Contó a Gay lo que le proponía Deza. Describió la situación en Pueblanueva y, por encima, su propia actuación.
—¿Quién es ese Deza?
—Uno de allá. Algo pariente mío. —Juan engoló la voz y dio gravedad al movimiento de sus manos—. Es psiquiatra y estudió en Viena con Freud. Un tipo estupendo, ¿sabes? Entiende de literatura y de filosofía, lo que se dice un hombre culto y agudo.
Gay le escuchaba estupefacto.
—¡Con Freud! ¿Y está en Pueblanueva?
—Ya ves. Lleva unos meses y sin trazas de marcharse. Quizá haya tenido un lío sentimental.
—A nosotros, si nos coge la tierra, nos deshace. ¡Y esas mujeres! Con una mujer por medio no hay quien arranque.
—Por eso me da miedo aceptar. Lo de los barcos fue cosa mía. Eran de una vieja rica que no entendía el negocio. La gente pasa hambre. Se me ocurrió hacer una experiencia de explotación sindical.
—¿Y has tenido que marchar?
—Sí.
—En esta situación, la Guardia Civil estaría de parte del capital.

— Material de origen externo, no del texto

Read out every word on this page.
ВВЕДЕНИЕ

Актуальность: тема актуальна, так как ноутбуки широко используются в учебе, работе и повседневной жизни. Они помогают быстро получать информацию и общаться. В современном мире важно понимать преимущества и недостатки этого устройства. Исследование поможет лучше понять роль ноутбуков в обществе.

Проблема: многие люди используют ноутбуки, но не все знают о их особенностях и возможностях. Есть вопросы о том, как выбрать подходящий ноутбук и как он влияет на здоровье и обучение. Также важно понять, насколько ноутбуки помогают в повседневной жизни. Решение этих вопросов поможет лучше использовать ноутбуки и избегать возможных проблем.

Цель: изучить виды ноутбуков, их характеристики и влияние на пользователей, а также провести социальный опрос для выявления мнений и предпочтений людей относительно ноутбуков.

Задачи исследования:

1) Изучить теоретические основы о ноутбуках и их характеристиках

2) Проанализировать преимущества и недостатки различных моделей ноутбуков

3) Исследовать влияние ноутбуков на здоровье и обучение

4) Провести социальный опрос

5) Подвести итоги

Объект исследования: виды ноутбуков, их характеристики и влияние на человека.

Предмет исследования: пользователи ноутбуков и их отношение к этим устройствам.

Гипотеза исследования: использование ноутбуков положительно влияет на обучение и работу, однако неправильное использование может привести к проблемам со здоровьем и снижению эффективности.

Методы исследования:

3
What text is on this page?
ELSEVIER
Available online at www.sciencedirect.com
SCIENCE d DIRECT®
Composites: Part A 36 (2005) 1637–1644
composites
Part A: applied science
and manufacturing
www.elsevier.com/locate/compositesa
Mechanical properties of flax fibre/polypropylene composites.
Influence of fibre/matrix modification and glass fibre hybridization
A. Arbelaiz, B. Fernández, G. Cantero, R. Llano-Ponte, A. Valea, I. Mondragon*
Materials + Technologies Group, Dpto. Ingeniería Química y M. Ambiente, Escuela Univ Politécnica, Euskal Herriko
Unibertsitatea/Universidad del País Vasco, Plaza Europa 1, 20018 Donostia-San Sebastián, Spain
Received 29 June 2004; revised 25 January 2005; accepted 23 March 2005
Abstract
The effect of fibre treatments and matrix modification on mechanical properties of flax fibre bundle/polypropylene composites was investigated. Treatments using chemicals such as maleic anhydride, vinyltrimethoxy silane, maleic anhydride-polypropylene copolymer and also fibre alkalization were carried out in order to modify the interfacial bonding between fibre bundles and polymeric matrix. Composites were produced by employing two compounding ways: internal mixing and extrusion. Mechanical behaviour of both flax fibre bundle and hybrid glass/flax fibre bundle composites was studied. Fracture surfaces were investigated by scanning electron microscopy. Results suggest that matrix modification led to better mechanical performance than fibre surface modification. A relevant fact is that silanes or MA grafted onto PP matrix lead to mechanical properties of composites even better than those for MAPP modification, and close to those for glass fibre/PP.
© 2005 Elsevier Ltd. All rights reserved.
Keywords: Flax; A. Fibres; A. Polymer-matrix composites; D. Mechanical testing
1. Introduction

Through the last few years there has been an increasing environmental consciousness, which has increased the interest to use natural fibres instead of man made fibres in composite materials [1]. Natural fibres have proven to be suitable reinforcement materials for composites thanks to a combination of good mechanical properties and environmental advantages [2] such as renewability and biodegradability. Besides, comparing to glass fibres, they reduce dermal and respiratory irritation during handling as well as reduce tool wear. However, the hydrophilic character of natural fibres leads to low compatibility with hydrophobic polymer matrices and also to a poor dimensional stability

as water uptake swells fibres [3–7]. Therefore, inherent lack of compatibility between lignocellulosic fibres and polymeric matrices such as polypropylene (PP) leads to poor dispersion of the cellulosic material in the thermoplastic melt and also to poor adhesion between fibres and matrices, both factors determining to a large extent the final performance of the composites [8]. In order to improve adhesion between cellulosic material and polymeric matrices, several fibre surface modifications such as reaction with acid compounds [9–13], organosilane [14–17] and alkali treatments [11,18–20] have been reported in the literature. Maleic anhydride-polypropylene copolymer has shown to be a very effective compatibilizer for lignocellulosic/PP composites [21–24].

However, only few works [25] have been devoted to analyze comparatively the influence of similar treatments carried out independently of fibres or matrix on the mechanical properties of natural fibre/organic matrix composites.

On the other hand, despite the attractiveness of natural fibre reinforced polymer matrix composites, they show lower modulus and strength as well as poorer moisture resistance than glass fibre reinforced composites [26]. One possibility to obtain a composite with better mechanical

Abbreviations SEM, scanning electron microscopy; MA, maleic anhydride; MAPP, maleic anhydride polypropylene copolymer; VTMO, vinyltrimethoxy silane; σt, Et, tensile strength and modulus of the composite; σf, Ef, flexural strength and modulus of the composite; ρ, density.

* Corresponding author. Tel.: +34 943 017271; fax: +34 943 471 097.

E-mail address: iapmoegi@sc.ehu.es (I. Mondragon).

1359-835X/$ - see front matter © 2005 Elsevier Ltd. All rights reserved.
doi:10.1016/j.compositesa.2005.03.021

—Aquello no es nada claro socialmente. El mayor propietario, el amo del pueblo, el verdadero tirano, es socialista.
Gay entornó los ojos y sonrió.
—Esas cosas sólo pasan en España.
El camarero trajo el café con leche, en vaso. Llegaron dos contertulios más: un periodista, que venía de las Cortes, y un sujeto gordo, ordinario, que vendía libros y colaboraba en Claridad. El periodista empezó a contar lo que había oído en los corrillos. El de los libros dijo:
—La mayor responsabilidad de este Gobierno estúpido se refiere al incremento del fascismo. Mucho decir Gil Robles que él no lo es, pero, a su capa, el fascismo prospera. Tengo noticias de Valladolid.
A Juan, aquella mañana, no le interesaba la política. Parecía escuchar, pero por su memoria andaban los recuerdos de Pueblanueva.
—Únicamente se sacará algo en limpio si las izquierdas dejan a un lado sus diferencias y se unen contra el enemigo común. El defecto de los españoles es su falta de unidad. Todos queremos ser cabezas, nadie acepta una disciplina. Los únicos con sentido político son los comunistas, y eso porque los dirigen desde fuera.
—Eso se viene diciendo hace lo menos un siglo.
—Pues habrá que repetirlo hasta que nos demos cuenta de que es la única verdad que importa.
A aquellas horas, con buen tiempo, en Pueblanueva resplandecería el aire. En las mañanas claras de primavera, las casas se reflejaban en el agua, temblaban rítmicamente sus imágenes, movidas por las olas mansas. A veces, restos de la niebla nocturna, jirones blanquísimos, se demoraban sobre las olas y velaban los reflejos. Era hermoso, y en alguna ocasión había intentado ponerlo en verso.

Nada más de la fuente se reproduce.